An optimized approach for processing of frozen lung and lavage samples for microbiome studies

Abstract

The respiratory tract has a resident microbiome with low biomass and limited diversity. This results in difficulties with sample preparation for sequencing due to uneven bacteria-to-host DNA ratio, especially for small tissue samples such as mouse lungs. We compared effectiveness of current procedures used for DNA extraction in microbiome studies. Bronchoalveolar lavage fluid (BALF) and lung tissue samples were collected to test different forms of sample pre-treatment and extraction methods to increase bacterial DNA yield and optimize library preparation. DNA extraction using a pre-treatment method of mechanical lysis (lung tissue) and one-step centrifugation (BALF) increased DNA yield and bacterial content of samples. In contrast, a significant increase of environmental contamination was detected after phenol chloroform isoamyl alcohol (PCI) extraction and nested PCR. While PCI has been a standard procedure used in microbiome studies, our data suggests that it is not efficient for DNA extraction of frozen low biomass samples. Finally, a DNA Enrichment kit was tested and found to improve the 16S copy number of lung tissue with a minor shift in microbial composition. Overall, we present a standardized method to provide high yielding DNA and improve sequencing coverage of low microbial biomass frozen samples with minimal contamination.

Fig 1. Workflow for processing BALF and lung samples for microbiome data.

Initially we compared two DNA extraction methods (experimental kit-based and PCI) and three forms of sample pre-treatment method. A small subset of samples was used to compare the efficiency of Microbial Enrichment kit. The V4 16S region was selected for preparing two nested (25x25 and 35x25 PCR cycles) and one non-nested (35 PCR cycles) libraries preparation methods.

Fig 2. DNA content and estimated biomass of BALF samples.

A) DNA concentration (ng/μL) of BALF samples, B) total read count is estimated based on the 16S rRNA gene copy number after quality filtering of the data, C) estimated DNA content dividing total DNA extracted by volume of the sample processed, and D) estimated bacterial DNA content dividing read count by volume of the sample processed. Significance (p-value) between groups is indicated by stars (* <0.05 and ** < 0.01). Based on overall data, most effective pre-treatment method for BALF samples was a one Method centrifugation followed by mechanical cell lysis. Two Method centrifugation was less effective.

Fig 3. DNA content and estimated biomass of lung tissue samples.
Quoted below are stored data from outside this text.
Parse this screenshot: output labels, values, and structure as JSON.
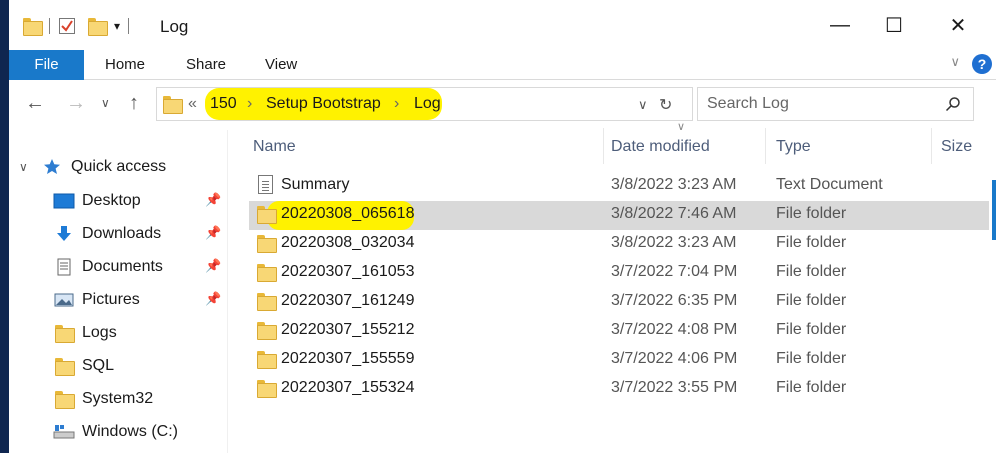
{
  "window": {
    "title": "Log",
    "minimize": "—",
    "maximize": "☐",
    "close": "✕"
  },
  "ribbon": {
    "tabs": [
      "File",
      "Home",
      "Share",
      "View"
    ],
    "help": "?",
    "expand_glyph": "∨"
  },
  "navigation": {
    "back": "←",
    "forward": "→",
    "recent": "∨",
    "up": "↑"
  },
  "address": {
    "overflow": "«",
    "crumbs": [
      "150",
      "Setup Bootstrap",
      "Log"
    ],
    "separator": "›",
    "dropdown": "∨",
    "refresh": "↻"
  },
  "search": {
    "placeholder": "Search Log",
    "icon": "⚲"
  },
  "sidebar": {
    "quick_access": "Quick access",
    "items": [
      {
        "label": "Desktop",
        "icon": "desktop-icon",
        "pinned": true
      },
      {
        "label": "Downloads",
        "icon": "downloads-icon",
        "pinned": true
      },
      {
        "label": "Documents",
        "icon": "documents-icon",
        "pinned": true
      },
      {
        "label": "Pictures",
        "icon": "pictures-icon",
        "pinned": true
      },
      {
        "label": "Logs",
        "icon": "folder-icon",
        "pinned": false
      },
      {
        "label": "SQL",
        "icon": "folder-icon",
        "pinned": false
      },
      {
        "label": "System32",
        "icon": "folder-icon",
        "pinned": false
      },
      {
        "label": "Windows (C:)",
        "icon": "drive-icon",
        "pinned": false
      }
    ]
  },
  "columns": {
    "name": "Name",
    "date": "Date modified",
    "type": "Type",
    "size": "Size"
  },
  "files": [
    {
      "name": "Summary",
      "date": "3/8/2022 3:23 AM",
      "type": "Text Document",
      "kind": "document"
    },
    {
      "name": "20220308_065618",
      "date": "3/8/2022 7:46 AM",
      "type": "File folder",
      "kind": "folder",
      "selected": true
    },
    {
      "name": "20220308_032034",
      "date": "3/8/2022 3:23 AM",
      "type": "File folder",
      "kind": "folder"
    },
    {
      "name": "20220307_161053",
      "date": "3/7/2022 7:04 PM",
      "type": "File folder",
      "kind": "folder"
    },
    {
      "name": "20220307_161249",
      "date": "3/7/2022 6:35 PM",
      "type": "File folder",
      "kind": "folder"
    },
    {
      "name": "20220307_155212",
      "date": "3/7/2022 4:08 PM",
      "type": "File folder",
      "kind": "folder"
    },
    {
      "name": "20220307_155559",
      "date": "3/7/2022 4:06 PM",
      "type": "File folder",
      "kind": "folder"
    },
    {
      "name": "20220307_155324",
      "date": "3/7/2022 3:55 PM",
      "type": "File folder",
      "kind": "folder"
    }
  ],
  "colors": {
    "accent": "#1979ca",
    "highlight": "#fff200",
    "selection": "#d9d9d9"
  }
}
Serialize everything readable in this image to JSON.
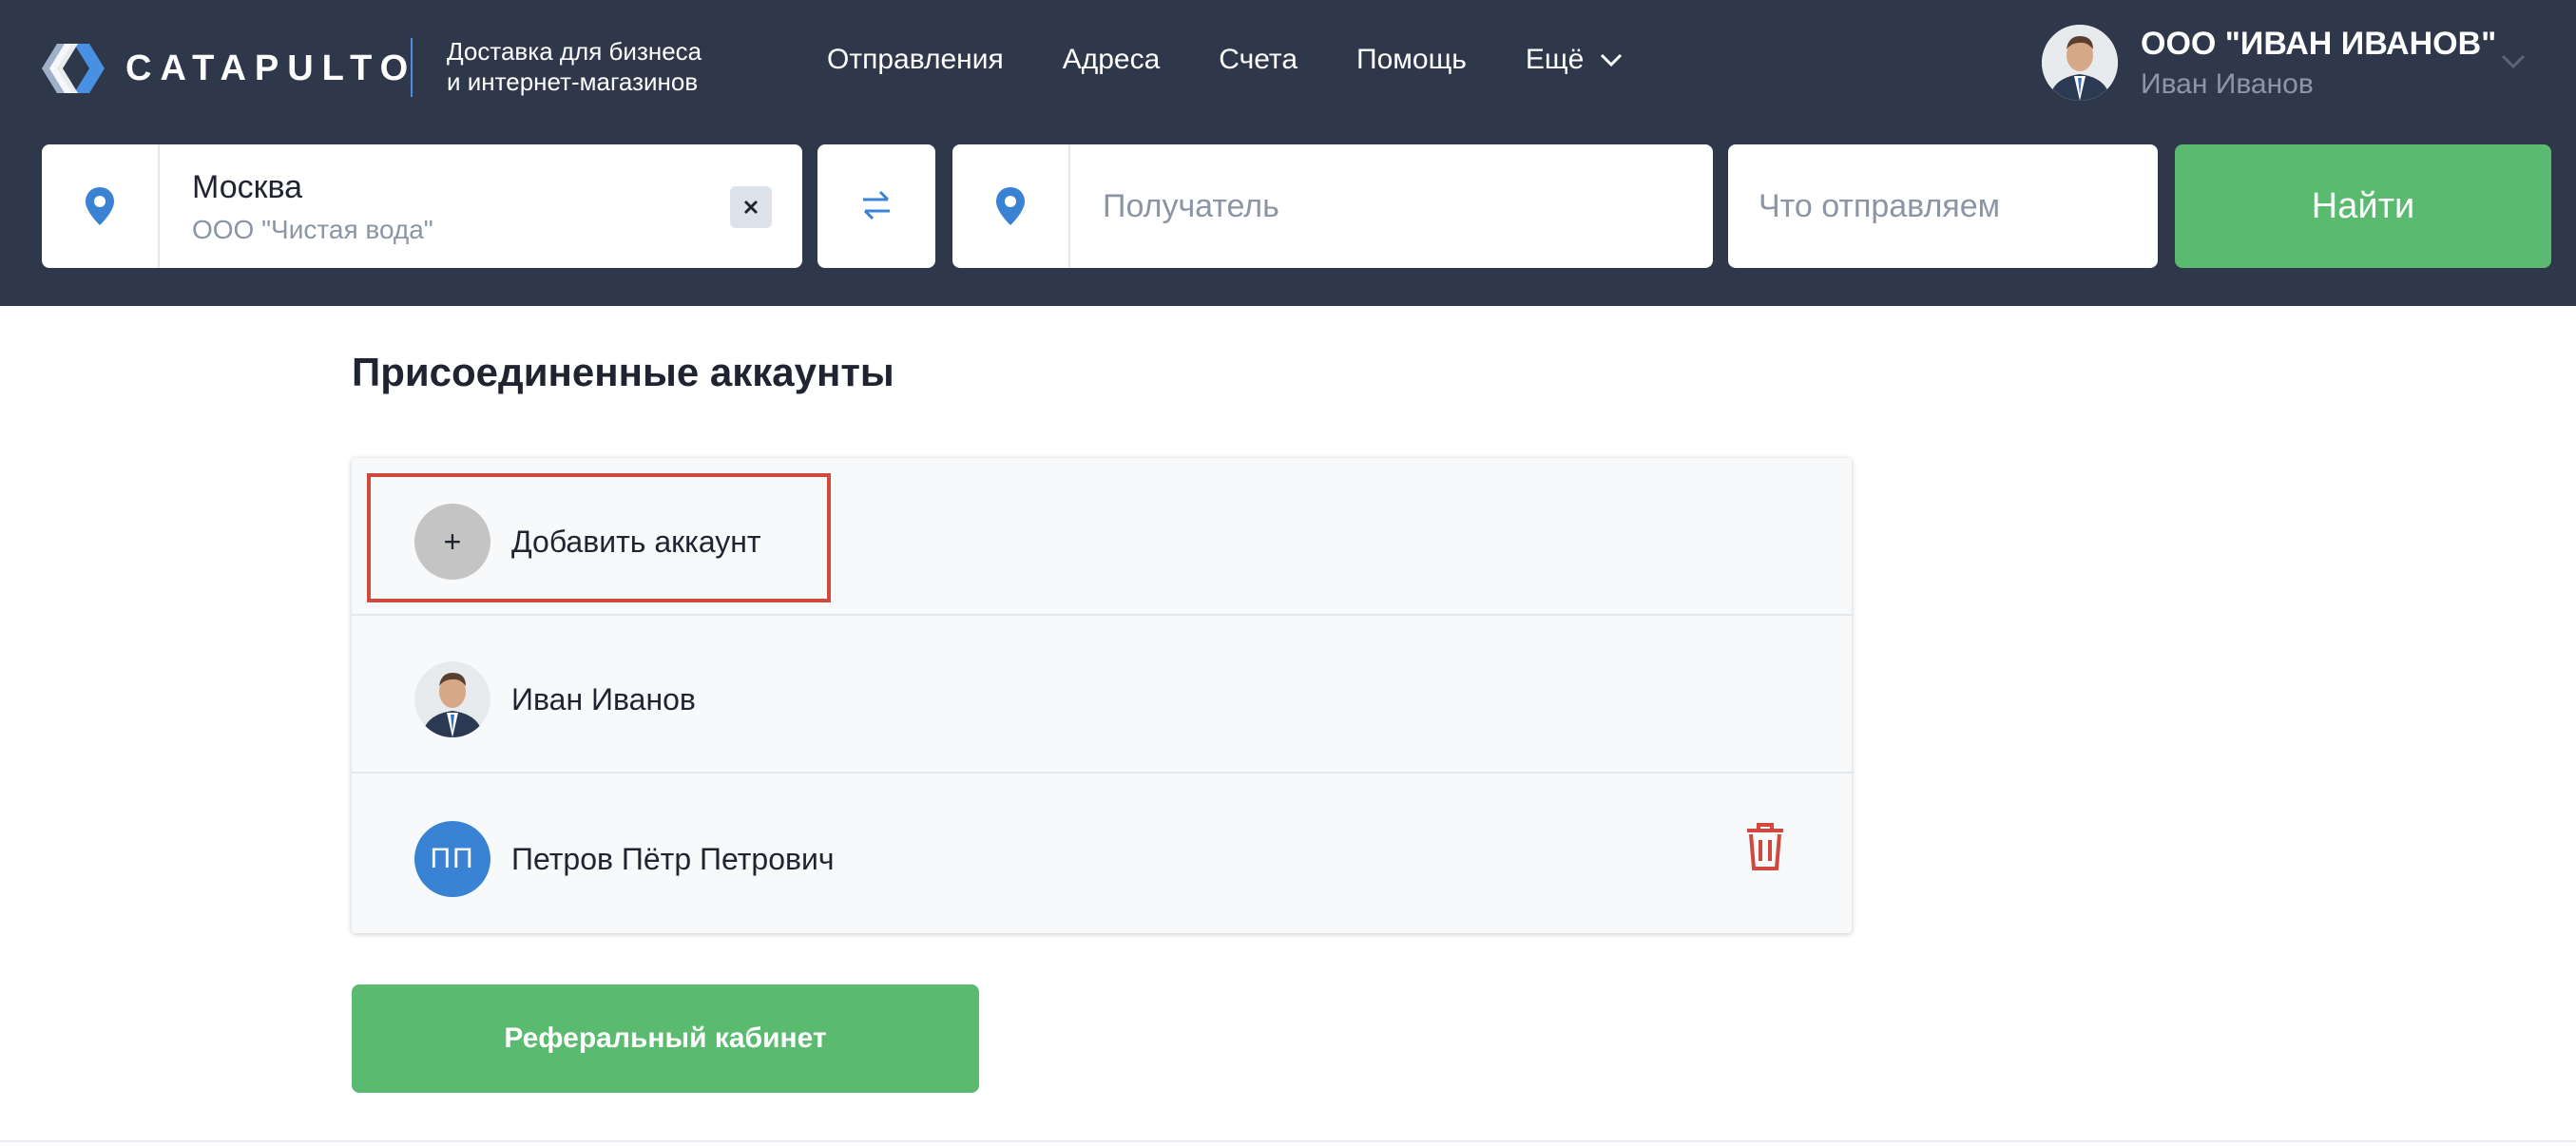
{
  "colors": {
    "header_bg": "#2f384a",
    "accent_blue": "#3a83d4",
    "primary_green": "#5aba6f",
    "danger_red": "#d0493f"
  },
  "header": {
    "brand": "CATAPULTO",
    "tagline_line1": "Доставка для бизнеса",
    "tagline_line2": "и интернет-магазинов",
    "nav": [
      {
        "label": "Отправления"
      },
      {
        "label": "Адреса"
      },
      {
        "label": "Счета"
      },
      {
        "label": "Помощь"
      },
      {
        "label": "Ещё",
        "icon": "chevron-down-icon"
      }
    ],
    "profile": {
      "org": "ООО \"ИВАН ИВАНОВ\"",
      "name": "Иван Иванов"
    }
  },
  "search": {
    "from": {
      "city": "Москва",
      "org": "ООО \"Чистая вода\"",
      "icon": "location-pin-icon"
    },
    "swap_icon": "swap-arrows-icon",
    "to": {
      "placeholder": "Получатель",
      "icon": "location-pin-icon"
    },
    "what": {
      "placeholder": "Что отправляем"
    },
    "find_label": "Найти"
  },
  "main": {
    "title": "Присоединенные аккаунты",
    "add_account_label": "Добавить аккаунт",
    "add_icon_glyph": "+",
    "accounts": [
      {
        "name": "Иван Иванов",
        "avatar": "photo"
      },
      {
        "name": "Петров Пётр Петрович",
        "initials": "ПП",
        "deletable": true
      }
    ],
    "referral_label": "Реферальный кабинет"
  }
}
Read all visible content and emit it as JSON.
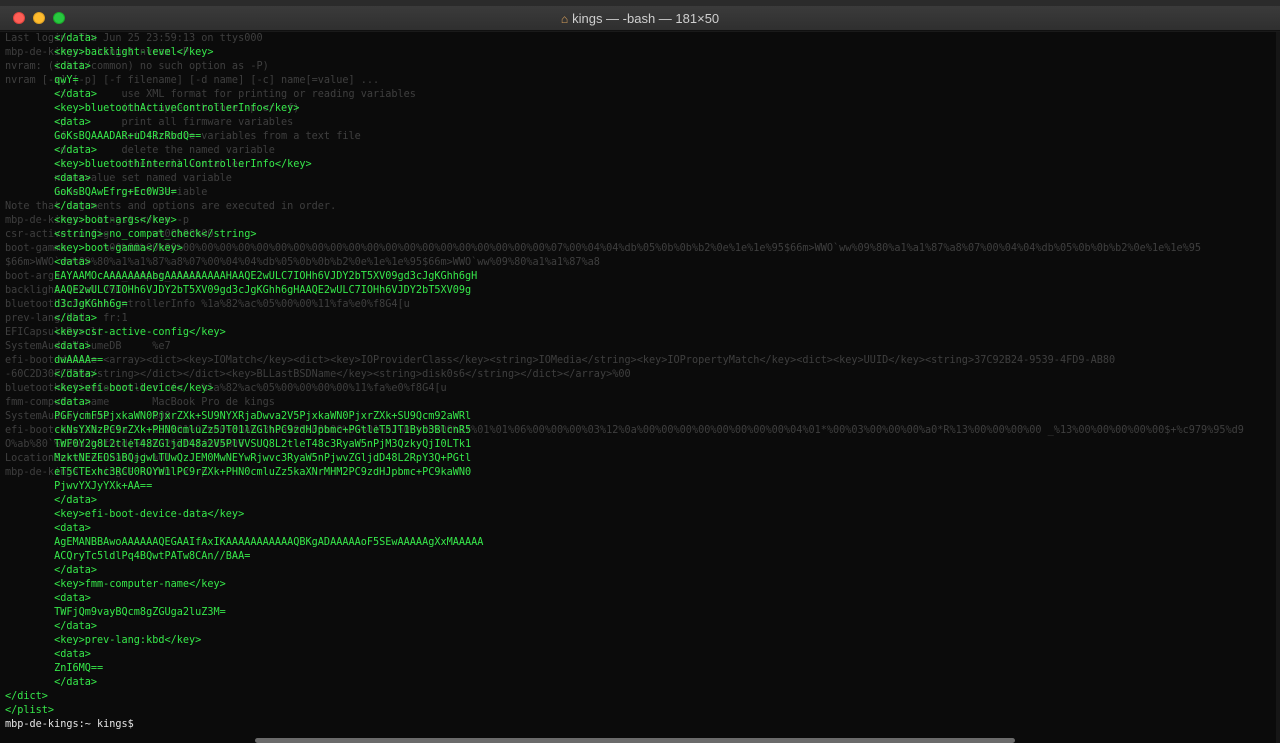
{
  "window": {
    "title_icon": "house-icon",
    "title": "kings — -bash — 181×50"
  },
  "background_lines": [
    "Last login: Thu Jun 25 23:59:13 on ttys000",
    "mbp-de-kings:~ kings$ nvram -P",
    "nvram: (iokit/common) no such option as -P)",
    "nvram [-x] [-p] [-f filename] [-d name] [-c] name[=value] ...",
    "        -x         use XML format for printing or reading variables",
    "                   (must appear before -p or -f)",
    "        -p         print all firmware variables",
    "        -f         set firmware variables from a text file",
    "        -d         delete the named variable",
    "        -c         delete all variables",
    "        name=value set named variable",
    "        name       print variable",
    "Note that arguments and options are executed in order.",
    "mbp-de-kings:~ kings$ nvram -p",
    "csr-active-config       w%00%00%00",
    "boot-gamma      %00%00%00%00%00%00%00%00%00%00%00%00%00%00%00%00%00%00%00%00%00%00%00%00%07%00%04%04%db%05%0b%0b%b2%0e%1e%1e%95$66m>WWO`ww%09%80%a1%a1%87%a8%07%00%04%04%db%05%0b%0b%b2%0e%1e%1e%95",
    "$66m>WWO`ww%09%80%a1%a1%87%a8%07%00%04%04%db%05%0b%0b%b2%0e%1e%1e%95$66m>WWO`ww%09%80%a1%a1%87%a8",
    "boot-args       -no_compat_check",
    "backlight-level 7%00",
    "bluetoothInternalControllerInfo %1a%82%ac%05%00%00%11%fa%e0%f8G4[u",
    "prev-lang:kbd   fr:1",
    "EFICapsuleResult        ",
    "SystemAudioVolumeDB     %e7",
    "efi-boot-device <array><dict><key>IOMatch</key><dict><key>IOProviderClass</key><string>IOMedia</string><key>IOPropertyMatch</key><dict><key>UUID</key><string>37C92B24-9539-4FD9-AB80",
    "-60C2D30FCD5B</string></dict></dict><key>BLLastBSDName</key><string>disk0s6</string></dict></array>%00",
    "bluetoothActiveControllerInfo   %1a%82%ac%05%00%00%00%00%11%fa%e0%f8G4[u",
    "fmm-computer-name       MacBook Pro de kings",
    "SystemAudioVolume       %00",
    "efi-boot-device-data    %02%01%0c%00%d0A%03%0a%00%00%00%00%01%01%06%00%00%1f%01%01%06%00%00%00%03%12%0a%00%00%00%00%00%00%00%00%04%01*%00%03%00%00%00%a0*R%13%00%00%00%00 _%13%00%00%00%00%00$+%c979%95%d9",
    "O%ab%80`%c2%d3%0f%cd[%02%02%7f%ff%04%00",
    "LocationServicesEnabled %01",
    "mbp-de-kings:~ kings$ nvram -x -p"
  ],
  "terminal_lines": [
    "        </data>",
    "        <key>backlight-level</key>",
    "        <data>",
    "        qwY=",
    "        </data>",
    "        <key>bluetoothActiveControllerInfo</key>",
    "        <data>",
    "        GoKsBQAAADAR+uD4RzRbdQ==",
    "        </data>",
    "        <key>bluetoothInternalControllerInfo</key>",
    "        <data>",
    "        GoKsBQAwEfrg+Ec0W3U=",
    "        </data>",
    "        <key>boot-args</key>",
    "        <string>-no_compat_check</string>",
    "        <key>boot-gamma</key>",
    "        <data>",
    "        EAYAAMOcAAAAAAAAbgAAAAAAAAAAHAAQE2wULC7IOHh6VJDY2bT5XV09gd3cJgKGhh6gH",
    "        AAQE2wULC7IOHh6VJDY2bT5XV09gd3cJgKGhh6gHAAQE2wULC7IOHh6VJDY2bT5XV09g",
    "        d3cJgKGhh6g=",
    "        </data>",
    "        <key>csr-active-config</key>",
    "        <data>",
    "        dwAAAA==",
    "        </data>",
    "        <key>efi-boot-device</key>",
    "        <data>",
    "        PGFycmF5PjxkaWN0PjxrZXk+SU9NYXRjaDwva2V5PjxkaWN0PjxrZXk+SU9Qcm92aWRl",
    "        ckNsYXNzPC9rZXk+PHN0cmluZz5JT01lZGlhPC9zdHJpbmc+PGtleT5JT1Byb3BlcnR5",
    "        TWF0Y2g8L2tleT48ZGljdD48a2V5PlVVSUQ8L2tleT48c3RyaW5nPjM3QzkyQjI0LTk1",
    "        MzktNEZEOS1BQjgwLTUwQzJEM0MwNEYwRjwvc3RyaW5nPjwvZGljdD48L2RpY3Q+PGtl",
    "        eT5CTExhc3RCU0ROYW1lPC9rZXk+PHN0cmluZz5kaXNrMHM2PC9zdHJpbmc+PC9kaWN0",
    "        PjwvYXJyYXk+AA==",
    "        </data>",
    "        <key>efi-boot-device-data</key>",
    "        <data>",
    "        AgEMANBBAwoAAAAAAQEGAAIfAxIKAAAAAAAAAAAQBKgADAAAAAoF5SEwAAAAAgXxMAAAAA",
    "        ACQryTc5ldlPq4BQwtPATw8CAn//BAA=",
    "        </data>",
    "        <key>fmm-computer-name</key>",
    "        <data>",
    "        TWFjQm9vayBQcm8gZGUga2luZ3M=",
    "        </data>",
    "        <key>prev-lang:kbd</key>",
    "        <data>",
    "        ZnI6MQ==",
    "        </data>",
    "</dict>",
    "</plist>",
    "mbp-de-kings:~ kings$ "
  ]
}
A) DNA concentration (ng/μL) of lung tissue samples, B) total read count is estimated based on the 16S rRNA gene copy number after quality filtering of the data, C) estimated DNA content dividing total DNA extracted by weight of the sample processed, and D) estimated bacterial DNA content dividing read count by weight of the sample processed. Significance (p-value) between groups is indicated by stars (* <0.05, ** < 0.01, *** < 0.001, and **** < 0.0001). Overall, most mechanically lysed tissue samples resulted in high DNA yield with exception of the PCI treated samples.

Fig 4. Diversity analysis of BALF and lung tissue samples.

A) Bacterial composition of lung and BALF samples. Overall, samples had a higher abundance of Proteobacteria and Firmicutes bacteria. B) Alpha diversity measures shows that BALF samples have a higher species richness compared to both lavaged and unlavaged lung samples. Observed significant (p < 0.05) difference in species richness between BALF and lavaged lung samples. C) Beta diversity plot shows admixture of sample types. D) Statistical summary of ADONIS test shows the variance and significance when comparing mice age and extraction pre-treatment methods.

Fig 5. Comparing the efficiency before and after treatment with the NEBNext microbiome DNA Enrichment Kit.

A) No significant improvements observed when comparing microbiome enriched (ME) and non-treated (NT) BALF samples total read count. B) However, significant improvements observed when comparing DME (1:10 diluted sample then treated with ME kit), ME, and NT lung samples total read count. Significance (p-value) between groups is indicated by stars (* <0.05 and ** < 0.01). Both C) BALF and D) lung samples showed difference in community composition (genus level) between NT and ME samples, particularly diluted lung samples treated with microbiome enrichment kit.